Having her birthday today is our very own Alanis Morrissette and I felt moved to celebrate how far she has come in her own journey in life – from torn artist to feeling a place of peace within herself – and the very foundation she has laid down in the arms of love.
What once was a jagged little pill is now a full grown woman with light in her eyes.
Each of us is so unique—every temperament, every brain, every pace and style of learning. Combine just these few factors with our unique histories and varying degrees of having been loved, neglected, cherished or abused, and then mix in the developmental stages that were well-tended or horribly overlooked, and it’s a miracle that we don’t all kill each other in fits of ongoing reactivity.

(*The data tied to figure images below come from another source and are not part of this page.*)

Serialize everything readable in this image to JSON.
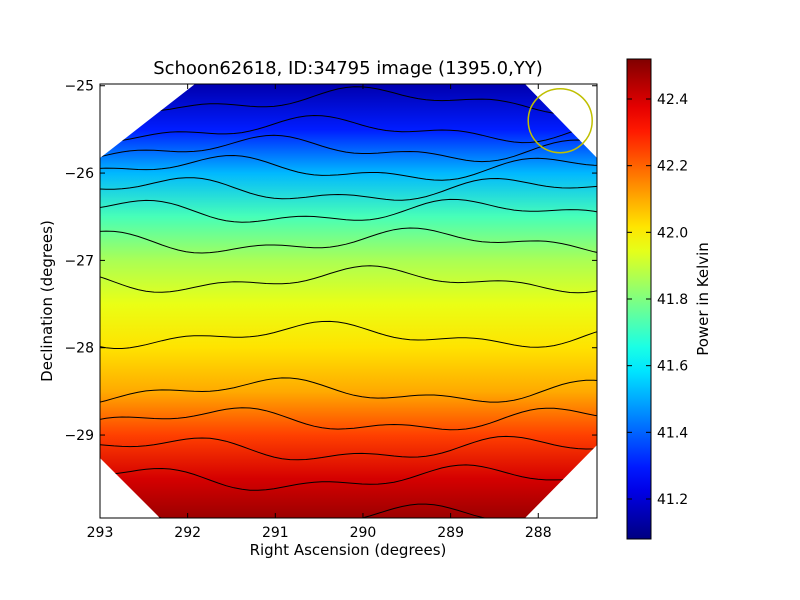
{
  "chart_data": {
    "type": "heatmap",
    "title": "Schoon62618, ID:34795 image (1395.0,YY)",
    "xlabel": "Right Ascension (degrees)",
    "ylabel": "Declination (degrees)",
    "xlim": [
      293.0,
      287.33
    ],
    "ylim": [
      -29.95,
      -24.98
    ],
    "xticks": [
      293,
      292,
      291,
      290,
      289,
      288
    ],
    "xtick_labels": [
      "293",
      "292",
      "291",
      "290",
      "289",
      "288"
    ],
    "yticks": [
      -25,
      -26,
      -27,
      -28,
      -29
    ],
    "ytick_labels": [
      "−25",
      "−26",
      "−27",
      "−28",
      "−29"
    ],
    "colorbar": {
      "label": "Power in Kelvin",
      "range": [
        41.08,
        42.52
      ],
      "ticks": [
        41.2,
        41.4,
        41.6,
        41.8,
        42.0,
        42.2,
        42.4
      ],
      "tick_labels": [
        "41.2",
        "41.4",
        "41.6",
        "41.8",
        "42.0",
        "42.2",
        "42.4"
      ],
      "colormap": "jet"
    },
    "field_profile": {
      "dec": [
        -25.0,
        -25.5,
        -26.0,
        -26.5,
        -27.0,
        -27.5,
        -28.0,
        -28.5,
        -29.0,
        -29.5,
        -29.95
      ],
      "power": [
        41.15,
        41.3,
        41.52,
        41.72,
        41.86,
        41.95,
        42.02,
        42.1,
        42.25,
        42.4,
        42.48
      ]
    },
    "contour_levels": [
      41.2,
      41.3,
      41.4,
      41.5,
      41.6,
      41.7,
      41.8,
      41.9,
      42.0,
      42.1,
      42.2,
      42.3,
      42.4,
      42.5
    ],
    "beam_marker": {
      "ra": 287.75,
      "dec": -25.4,
      "color": "#bfbf00"
    },
    "mask": "octagon",
    "grid": false
  }
}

On the whole, I am just so proud of us. I think it is a testament to our innate sense of connection that we can share the freeway lanes with each other, stand in movie lines together, and talk to each other over coffee without anarchy prevailing. It’s also a testament to the scientifically corroborated view that we need each other on biochemical and neurobiological levels. In other words, being dependent on each other may not warrant the shame and embarrassment that has been lopped on it for so long. Whether man or woman, we come by this tender yearning and essential need for connection honestly.

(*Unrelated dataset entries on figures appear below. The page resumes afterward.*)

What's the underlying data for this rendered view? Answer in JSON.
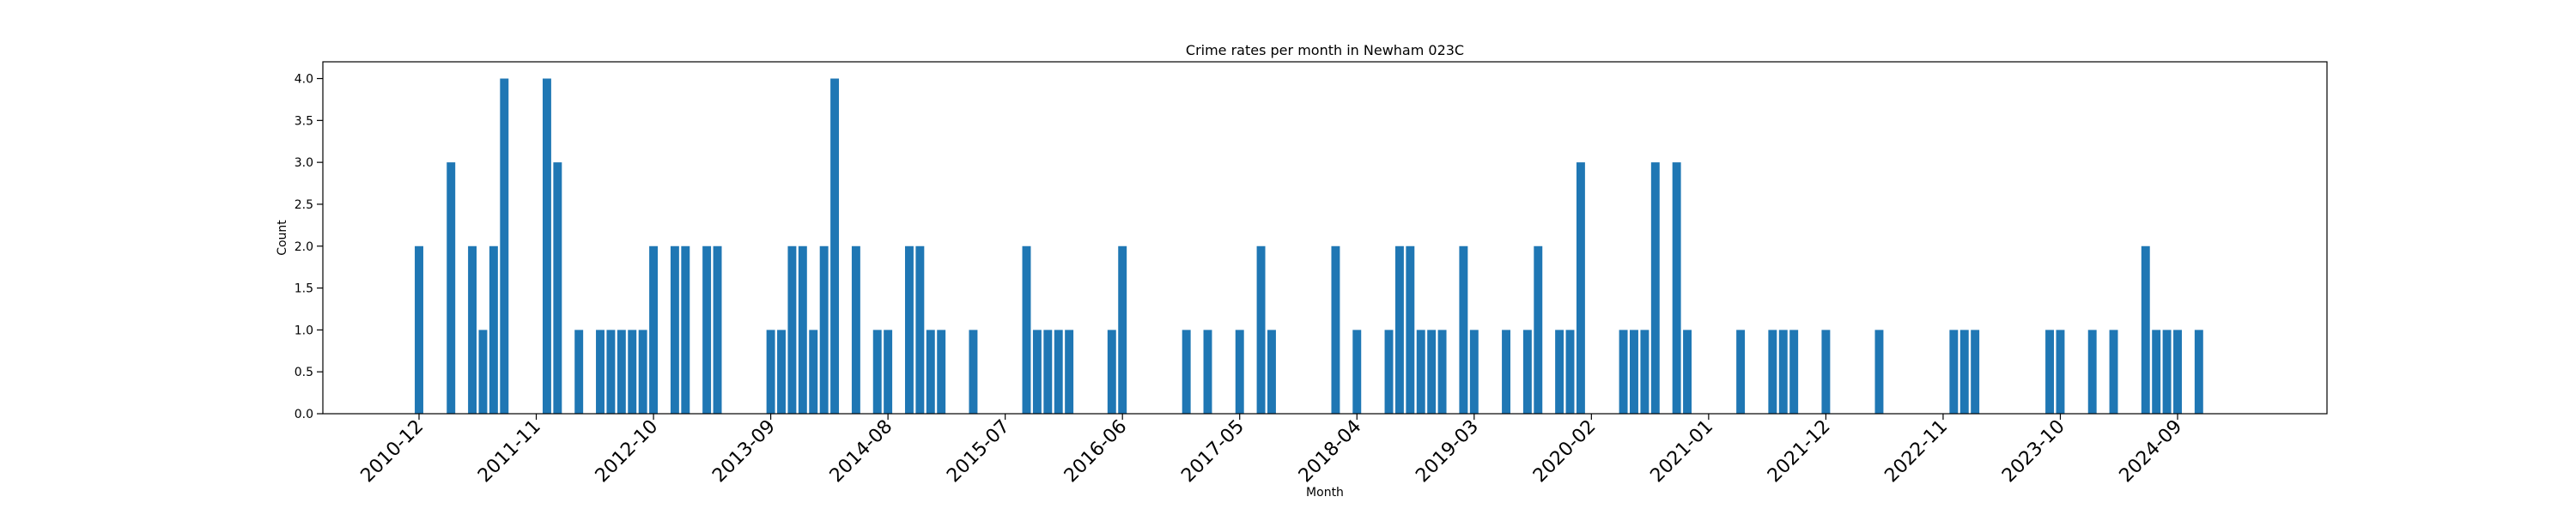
{
  "chart_data": {
    "type": "bar",
    "title": "Crime rates per month in Newham 023C",
    "xlabel": "Month",
    "ylabel": "Count",
    "ylim": [
      0,
      4.2
    ],
    "yticks": [
      "0.0",
      "0.5",
      "1.0",
      "1.5",
      "2.0",
      "2.5",
      "3.0",
      "3.5",
      "4.0"
    ],
    "xticks": [
      "2010-12",
      "2011-11",
      "2012-10",
      "2013-09",
      "2014-08",
      "2015-07",
      "2016-06",
      "2017-05",
      "2018-04",
      "2019-03",
      "2020-02",
      "2021-01",
      "2021-12",
      "2022-11",
      "2023-10",
      "2024-09"
    ],
    "bar_color": "#1f77b4",
    "grid": false,
    "series": [
      {
        "points": [
          {
            "x": "2010-12",
            "y": 2
          },
          {
            "x": "2011-03",
            "y": 3
          },
          {
            "x": "2011-05",
            "y": 2
          },
          {
            "x": "2011-06",
            "y": 1
          },
          {
            "x": "2011-07",
            "y": 2
          },
          {
            "x": "2011-08",
            "y": 4
          },
          {
            "x": "2011-12",
            "y": 4
          },
          {
            "x": "2012-01",
            "y": 3
          },
          {
            "x": "2012-03",
            "y": 1
          },
          {
            "x": "2012-05",
            "y": 1
          },
          {
            "x": "2012-06",
            "y": 1
          },
          {
            "x": "2012-07",
            "y": 1
          },
          {
            "x": "2012-08",
            "y": 1
          },
          {
            "x": "2012-09",
            "y": 1
          },
          {
            "x": "2012-10",
            "y": 2
          },
          {
            "x": "2012-12",
            "y": 2
          },
          {
            "x": "2013-01",
            "y": 2
          },
          {
            "x": "2013-03",
            "y": 2
          },
          {
            "x": "2013-04",
            "y": 2
          },
          {
            "x": "2013-09",
            "y": 1
          },
          {
            "x": "2013-10",
            "y": 1
          },
          {
            "x": "2013-11",
            "y": 2
          },
          {
            "x": "2013-12",
            "y": 2
          },
          {
            "x": "2014-01",
            "y": 1
          },
          {
            "x": "2014-02",
            "y": 2
          },
          {
            "x": "2014-03",
            "y": 4
          },
          {
            "x": "2014-05",
            "y": 2
          },
          {
            "x": "2014-07",
            "y": 1
          },
          {
            "x": "2014-08",
            "y": 1
          },
          {
            "x": "2014-10",
            "y": 2
          },
          {
            "x": "2014-11",
            "y": 2
          },
          {
            "x": "2014-12",
            "y": 1
          },
          {
            "x": "2015-01",
            "y": 1
          },
          {
            "x": "2015-04",
            "y": 1
          },
          {
            "x": "2015-09",
            "y": 2
          },
          {
            "x": "2015-10",
            "y": 1
          },
          {
            "x": "2015-11",
            "y": 1
          },
          {
            "x": "2015-12",
            "y": 1
          },
          {
            "x": "2016-01",
            "y": 1
          },
          {
            "x": "2016-05",
            "y": 1
          },
          {
            "x": "2016-06",
            "y": 2
          },
          {
            "x": "2016-12",
            "y": 1
          },
          {
            "x": "2017-02",
            "y": 1
          },
          {
            "x": "2017-05",
            "y": 1
          },
          {
            "x": "2017-07",
            "y": 2
          },
          {
            "x": "2017-08",
            "y": 1
          },
          {
            "x": "2018-02",
            "y": 2
          },
          {
            "x": "2018-04",
            "y": 1
          },
          {
            "x": "2018-07",
            "y": 1
          },
          {
            "x": "2018-08",
            "y": 2
          },
          {
            "x": "2018-09",
            "y": 2
          },
          {
            "x": "2018-10",
            "y": 1
          },
          {
            "x": "2018-11",
            "y": 1
          },
          {
            "x": "2018-12",
            "y": 1
          },
          {
            "x": "2019-02",
            "y": 2
          },
          {
            "x": "2019-03",
            "y": 1
          },
          {
            "x": "2019-06",
            "y": 1
          },
          {
            "x": "2019-08",
            "y": 1
          },
          {
            "x": "2019-09",
            "y": 2
          },
          {
            "x": "2019-11",
            "y": 1
          },
          {
            "x": "2019-12",
            "y": 1
          },
          {
            "x": "2020-01",
            "y": 3
          },
          {
            "x": "2020-05",
            "y": 1
          },
          {
            "x": "2020-06",
            "y": 1
          },
          {
            "x": "2020-07",
            "y": 1
          },
          {
            "x": "2020-08",
            "y": 3
          },
          {
            "x": "2020-10",
            "y": 3
          },
          {
            "x": "2020-11",
            "y": 1
          },
          {
            "x": "2021-04",
            "y": 1
          },
          {
            "x": "2021-07",
            "y": 1
          },
          {
            "x": "2021-08",
            "y": 1
          },
          {
            "x": "2021-09",
            "y": 1
          },
          {
            "x": "2021-12",
            "y": 1
          },
          {
            "x": "2022-05",
            "y": 1
          },
          {
            "x": "2022-12",
            "y": 1
          },
          {
            "x": "2023-01",
            "y": 1
          },
          {
            "x": "2023-02",
            "y": 1
          },
          {
            "x": "2023-09",
            "y": 1
          },
          {
            "x": "2023-10",
            "y": 1
          },
          {
            "x": "2024-01",
            "y": 1
          },
          {
            "x": "2024-03",
            "y": 1
          },
          {
            "x": "2024-06",
            "y": 2
          },
          {
            "x": "2024-07",
            "y": 1
          },
          {
            "x": "2024-08",
            "y": 1
          },
          {
            "x": "2024-09",
            "y": 1
          },
          {
            "x": "2024-11",
            "y": 1
          }
        ]
      }
    ]
  }
}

We have so many kinds of relationships and each of those allow moments of connection or moments of disconnection. Committed friendship, romantic partnership, marriage, being a parent, a sibling, colleagueship, relationships with our divorced parents, our aging parents—depending upon their level of commitment and intimacy, they are ALL hotbeds for the sharing of love and/or respect and appreciation, as well as hotbeds for profound healing.

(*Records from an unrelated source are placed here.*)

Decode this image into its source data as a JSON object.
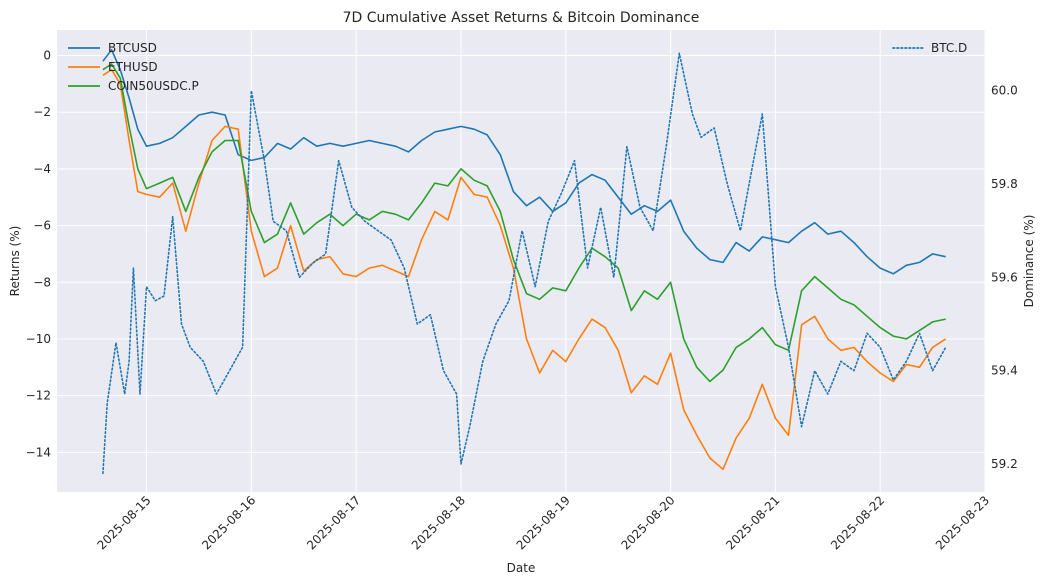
{
  "chart_data": {
    "type": "line",
    "title": "7D Cumulative Asset Returns & Bitcoin Dominance",
    "xlabel": "Date",
    "ylabel": "Returns (%)",
    "ylabel_right": "Dominance (%)",
    "x_ticks": [
      "2025-08-15",
      "2025-08-16",
      "2025-08-17",
      "2025-08-18",
      "2025-08-19",
      "2025-08-20",
      "2025-08-21",
      "2025-08-22",
      "2025-08-23"
    ],
    "xlim": [
      "2025-08-14T03:30",
      "2025-08-23T00:00"
    ],
    "ylim": [
      -15.4,
      0.9
    ],
    "y_ticks": [
      0,
      -2,
      -4,
      -6,
      -8,
      -10,
      -12,
      -14
    ],
    "y_tick_labels": [
      "0",
      "−2",
      "−4",
      "−6",
      "−8",
      "−10",
      "−12",
      "−14"
    ],
    "ylim_right": [
      59.14,
      60.13
    ],
    "y_ticks_right": [
      59.2,
      59.4,
      59.6,
      59.8,
      60.0
    ],
    "y_tick_labels_right": [
      "59.2",
      "59.4",
      "59.6",
      "59.8",
      "60.0"
    ],
    "grid": true,
    "legend_left_position": "top-left",
    "legend_right_position": "top-right",
    "series": [
      {
        "name": "BTCUSD",
        "color": "#1f77b4",
        "axis": "left",
        "style": "solid",
        "x": [
          "2025-08-14T14:00",
          "2025-08-14T16:00",
          "2025-08-14T18:00",
          "2025-08-14T20:00",
          "2025-08-14T22:00",
          "2025-08-15T00:00",
          "2025-08-15T03:00",
          "2025-08-15T06:00",
          "2025-08-15T09:00",
          "2025-08-15T12:00",
          "2025-08-15T15:00",
          "2025-08-15T18:00",
          "2025-08-15T21:00",
          "2025-08-16T00:00",
          "2025-08-16T03:00",
          "2025-08-16T06:00",
          "2025-08-16T09:00",
          "2025-08-16T12:00",
          "2025-08-16T15:00",
          "2025-08-16T18:00",
          "2025-08-16T21:00",
          "2025-08-17T00:00",
          "2025-08-17T03:00",
          "2025-08-17T06:00",
          "2025-08-17T09:00",
          "2025-08-17T12:00",
          "2025-08-17T15:00",
          "2025-08-17T18:00",
          "2025-08-17T21:00",
          "2025-08-18T00:00",
          "2025-08-18T03:00",
          "2025-08-18T06:00",
          "2025-08-18T09:00",
          "2025-08-18T12:00",
          "2025-08-18T15:00",
          "2025-08-18T18:00",
          "2025-08-18T21:00",
          "2025-08-19T00:00",
          "2025-08-19T03:00",
          "2025-08-19T06:00",
          "2025-08-19T09:00",
          "2025-08-19T12:00",
          "2025-08-19T15:00",
          "2025-08-19T18:00",
          "2025-08-19T21:00",
          "2025-08-20T00:00",
          "2025-08-20T03:00",
          "2025-08-20T06:00",
          "2025-08-20T09:00",
          "2025-08-20T12:00",
          "2025-08-20T15:00",
          "2025-08-20T18:00",
          "2025-08-20T21:00",
          "2025-08-21T00:00",
          "2025-08-21T03:00",
          "2025-08-21T06:00",
          "2025-08-21T09:00",
          "2025-08-21T12:00",
          "2025-08-21T15:00",
          "2025-08-21T18:00",
          "2025-08-21T21:00",
          "2025-08-22T00:00",
          "2025-08-22T03:00",
          "2025-08-22T06:00",
          "2025-08-22T09:00",
          "2025-08-22T12:00",
          "2025-08-22T15:00"
        ],
        "y": [
          -0.2,
          0.2,
          -0.5,
          -1.5,
          -2.6,
          -3.2,
          -3.1,
          -2.9,
          -2.5,
          -2.1,
          -2.0,
          -2.1,
          -3.5,
          -3.7,
          -3.6,
          -3.1,
          -3.3,
          -2.9,
          -3.2,
          -3.1,
          -3.2,
          -3.1,
          -3.0,
          -3.1,
          -3.2,
          -3.4,
          -3.0,
          -2.7,
          -2.6,
          -2.5,
          -2.6,
          -2.8,
          -3.5,
          -4.8,
          -5.3,
          -5.0,
          -5.5,
          -5.2,
          -4.5,
          -4.2,
          -4.4,
          -5.0,
          -5.6,
          -5.3,
          -5.5,
          -5.1,
          -6.2,
          -6.8,
          -7.2,
          -7.3,
          -6.6,
          -6.9,
          -6.4,
          -6.5,
          -6.6,
          -6.2,
          -5.9,
          -6.3,
          -6.2,
          -6.6,
          -7.1,
          -7.5,
          -7.7,
          -7.4,
          -7.3,
          -7.0,
          -7.1
        ]
      },
      {
        "name": "ETHUSD",
        "color": "#ff7f0e",
        "axis": "left",
        "style": "solid",
        "x": [
          "2025-08-14T14:00",
          "2025-08-14T16:00",
          "2025-08-14T18:00",
          "2025-08-14T20:00",
          "2025-08-14T22:00",
          "2025-08-15T00:00",
          "2025-08-15T03:00",
          "2025-08-15T06:00",
          "2025-08-15T09:00",
          "2025-08-15T12:00",
          "2025-08-15T15:00",
          "2025-08-15T18:00",
          "2025-08-15T21:00",
          "2025-08-16T00:00",
          "2025-08-16T03:00",
          "2025-08-16T06:00",
          "2025-08-16T09:00",
          "2025-08-16T12:00",
          "2025-08-16T15:00",
          "2025-08-16T18:00",
          "2025-08-16T21:00",
          "2025-08-17T00:00",
          "2025-08-17T03:00",
          "2025-08-17T06:00",
          "2025-08-17T09:00",
          "2025-08-17T12:00",
          "2025-08-17T15:00",
          "2025-08-17T18:00",
          "2025-08-17T21:00",
          "2025-08-18T00:00",
          "2025-08-18T03:00",
          "2025-08-18T06:00",
          "2025-08-18T09:00",
          "2025-08-18T12:00",
          "2025-08-18T15:00",
          "2025-08-18T18:00",
          "2025-08-18T21:00",
          "2025-08-19T00:00",
          "2025-08-19T03:00",
          "2025-08-19T06:00",
          "2025-08-19T09:00",
          "2025-08-19T12:00",
          "2025-08-19T15:00",
          "2025-08-19T18:00",
          "2025-08-19T21:00",
          "2025-08-20T00:00",
          "2025-08-20T03:00",
          "2025-08-20T06:00",
          "2025-08-20T09:00",
          "2025-08-20T12:00",
          "2025-08-20T15:00",
          "2025-08-20T18:00",
          "2025-08-20T21:00",
          "2025-08-21T00:00",
          "2025-08-21T03:00",
          "2025-08-21T06:00",
          "2025-08-21T09:00",
          "2025-08-21T12:00",
          "2025-08-21T15:00",
          "2025-08-21T18:00",
          "2025-08-21T21:00",
          "2025-08-22T00:00",
          "2025-08-22T03:00",
          "2025-08-22T06:00",
          "2025-08-22T09:00",
          "2025-08-22T12:00",
          "2025-08-22T15:00"
        ],
        "y": [
          -0.7,
          -0.5,
          -1.0,
          -3.0,
          -4.8,
          -4.9,
          -5.0,
          -4.5,
          -6.2,
          -4.5,
          -3.0,
          -2.5,
          -2.6,
          -6.2,
          -7.8,
          -7.5,
          -6.0,
          -7.6,
          -7.2,
          -7.1,
          -7.7,
          -7.8,
          -7.5,
          -7.4,
          -7.6,
          -7.8,
          -6.5,
          -5.5,
          -5.8,
          -4.3,
          -4.9,
          -5.0,
          -6.0,
          -7.5,
          -10.0,
          -11.2,
          -10.4,
          -10.8,
          -10.0,
          -9.3,
          -9.6,
          -10.4,
          -11.9,
          -11.3,
          -11.6,
          -10.5,
          -12.5,
          -13.4,
          -14.2,
          -14.6,
          -13.5,
          -12.8,
          -11.6,
          -12.8,
          -13.4,
          -9.5,
          -9.2,
          -10.0,
          -10.4,
          -10.3,
          -10.8,
          -11.2,
          -11.5,
          -10.9,
          -11.0,
          -10.3,
          -10.0
        ]
      },
      {
        "name": "COIN50USDC.P",
        "color": "#2ca02c",
        "axis": "left",
        "style": "solid",
        "x": [
          "2025-08-14T14:00",
          "2025-08-14T16:00",
          "2025-08-14T18:00",
          "2025-08-14T20:00",
          "2025-08-14T22:00",
          "2025-08-15T00:00",
          "2025-08-15T03:00",
          "2025-08-15T06:00",
          "2025-08-15T09:00",
          "2025-08-15T12:00",
          "2025-08-15T15:00",
          "2025-08-15T18:00",
          "2025-08-15T21:00",
          "2025-08-16T00:00",
          "2025-08-16T03:00",
          "2025-08-16T06:00",
          "2025-08-16T09:00",
          "2025-08-16T12:00",
          "2025-08-16T15:00",
          "2025-08-16T18:00",
          "2025-08-16T21:00",
          "2025-08-17T00:00",
          "2025-08-17T03:00",
          "2025-08-17T06:00",
          "2025-08-17T09:00",
          "2025-08-17T12:00",
          "2025-08-17T15:00",
          "2025-08-17T18:00",
          "2025-08-17T21:00",
          "2025-08-18T00:00",
          "2025-08-18T03:00",
          "2025-08-18T06:00",
          "2025-08-18T09:00",
          "2025-08-18T12:00",
          "2025-08-18T15:00",
          "2025-08-18T18:00",
          "2025-08-18T21:00",
          "2025-08-19T00:00",
          "2025-08-19T03:00",
          "2025-08-19T06:00",
          "2025-08-19T09:00",
          "2025-08-19T12:00",
          "2025-08-19T15:00",
          "2025-08-19T18:00",
          "2025-08-19T21:00",
          "2025-08-20T00:00",
          "2025-08-20T03:00",
          "2025-08-20T06:00",
          "2025-08-20T09:00",
          "2025-08-20T12:00",
          "2025-08-20T15:00",
          "2025-08-20T18:00",
          "2025-08-20T21:00",
          "2025-08-21T00:00",
          "2025-08-21T03:00",
          "2025-08-21T06:00",
          "2025-08-21T09:00",
          "2025-08-21T12:00",
          "2025-08-21T15:00",
          "2025-08-21T18:00",
          "2025-08-21T21:00",
          "2025-08-22T00:00",
          "2025-08-22T03:00",
          "2025-08-22T06:00",
          "2025-08-22T09:00",
          "2025-08-22T12:00",
          "2025-08-22T15:00"
        ],
        "y": [
          -0.5,
          -0.3,
          -0.8,
          -2.5,
          -4.0,
          -4.7,
          -4.5,
          -4.3,
          -5.5,
          -4.3,
          -3.4,
          -3.0,
          -3.0,
          -5.5,
          -6.6,
          -6.3,
          -5.2,
          -6.3,
          -5.9,
          -5.6,
          -6.0,
          -5.6,
          -5.8,
          -5.5,
          -5.6,
          -5.8,
          -5.2,
          -4.5,
          -4.6,
          -4.0,
          -4.4,
          -4.6,
          -5.5,
          -7.2,
          -8.4,
          -8.6,
          -8.2,
          -8.3,
          -7.5,
          -6.8,
          -7.1,
          -7.5,
          -9.0,
          -8.3,
          -8.6,
          -8.0,
          -10.0,
          -11.0,
          -11.5,
          -11.1,
          -10.3,
          -10.0,
          -9.6,
          -10.2,
          -10.4,
          -8.3,
          -7.8,
          -8.2,
          -8.6,
          -8.8,
          -9.2,
          -9.6,
          -9.9,
          -10.0,
          -9.7,
          -9.4,
          -9.3
        ]
      },
      {
        "name": "BTC.D",
        "color": "#1f77b4",
        "axis": "right",
        "style": "dotted",
        "x": [
          "2025-08-14T14:00",
          "2025-08-14T15:00",
          "2025-08-14T17:00",
          "2025-08-14T19:00",
          "2025-08-14T20:00",
          "2025-08-14T21:00",
          "2025-08-14T22:30",
          "2025-08-15T00:00",
          "2025-08-15T02:00",
          "2025-08-15T04:00",
          "2025-08-15T06:00",
          "2025-08-15T08:00",
          "2025-08-15T10:00",
          "2025-08-15T13:00",
          "2025-08-15T16:00",
          "2025-08-15T19:00",
          "2025-08-15T22:00",
          "2025-08-16T00:00",
          "2025-08-16T03:00",
          "2025-08-16T05:00",
          "2025-08-16T08:00",
          "2025-08-16T11:00",
          "2025-08-16T14:00",
          "2025-08-16T17:00",
          "2025-08-16T20:00",
          "2025-08-16T23:00",
          "2025-08-17T02:00",
          "2025-08-17T05:00",
          "2025-08-17T08:00",
          "2025-08-17T11:00",
          "2025-08-17T14:00",
          "2025-08-17T17:00",
          "2025-08-17T20:00",
          "2025-08-17T23:00",
          "2025-08-18T00:00",
          "2025-08-18T02:00",
          "2025-08-18T05:00",
          "2025-08-18T08:00",
          "2025-08-18T11:00",
          "2025-08-18T14:00",
          "2025-08-18T17:00",
          "2025-08-18T20:00",
          "2025-08-18T23:00",
          "2025-08-19T02:00",
          "2025-08-19T05:00",
          "2025-08-19T08:00",
          "2025-08-19T11:00",
          "2025-08-19T14:00",
          "2025-08-19T17:00",
          "2025-08-19T20:00",
          "2025-08-19T23:00",
          "2025-08-20T02:00",
          "2025-08-20T05:00",
          "2025-08-20T07:00",
          "2025-08-20T10:00",
          "2025-08-20T13:00",
          "2025-08-20T16:00",
          "2025-08-20T19:00",
          "2025-08-20T21:00",
          "2025-08-21T00:00",
          "2025-08-21T03:00",
          "2025-08-21T06:00",
          "2025-08-21T09:00",
          "2025-08-21T12:00",
          "2025-08-21T15:00",
          "2025-08-21T18:00",
          "2025-08-21T21:00",
          "2025-08-22T00:00",
          "2025-08-22T03:00",
          "2025-08-22T06:00",
          "2025-08-22T09:00",
          "2025-08-22T12:00",
          "2025-08-22T15:00"
        ],
        "y": [
          59.18,
          59.33,
          59.46,
          59.35,
          59.42,
          59.62,
          59.35,
          59.58,
          59.55,
          59.56,
          59.73,
          59.5,
          59.45,
          59.42,
          59.35,
          59.4,
          59.45,
          60.0,
          59.85,
          59.72,
          59.7,
          59.6,
          59.63,
          59.65,
          59.85,
          59.75,
          59.72,
          59.7,
          59.68,
          59.62,
          59.5,
          59.52,
          59.4,
          59.35,
          59.2,
          59.28,
          59.42,
          59.5,
          59.55,
          59.7,
          59.58,
          59.72,
          59.78,
          59.85,
          59.62,
          59.75,
          59.6,
          59.88,
          59.75,
          59.7,
          59.88,
          60.08,
          59.95,
          59.9,
          59.92,
          59.8,
          59.7,
          59.85,
          59.95,
          59.58,
          59.45,
          59.28,
          59.4,
          59.35,
          59.42,
          59.4,
          59.48,
          59.45,
          59.38,
          59.42,
          59.48,
          59.4,
          59.45
        ]
      }
    ]
  }
}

If, when we’re growing up, we don’t have significant experiences of connection, even briefly with a grandmother or an aunt or a well-placed teacher or coach, then we don’t always have that point of reference to serve as a North Star for us—that memory (albeit often glimpse-esque) of what it is to be held, seen, nurtured, gotten, soothed—connected. Some of us begin the journey of our lives without the light and warmth of this cellular and soulful recollection of love, and it can make the creating of it in our adult relationships seem almost impossible.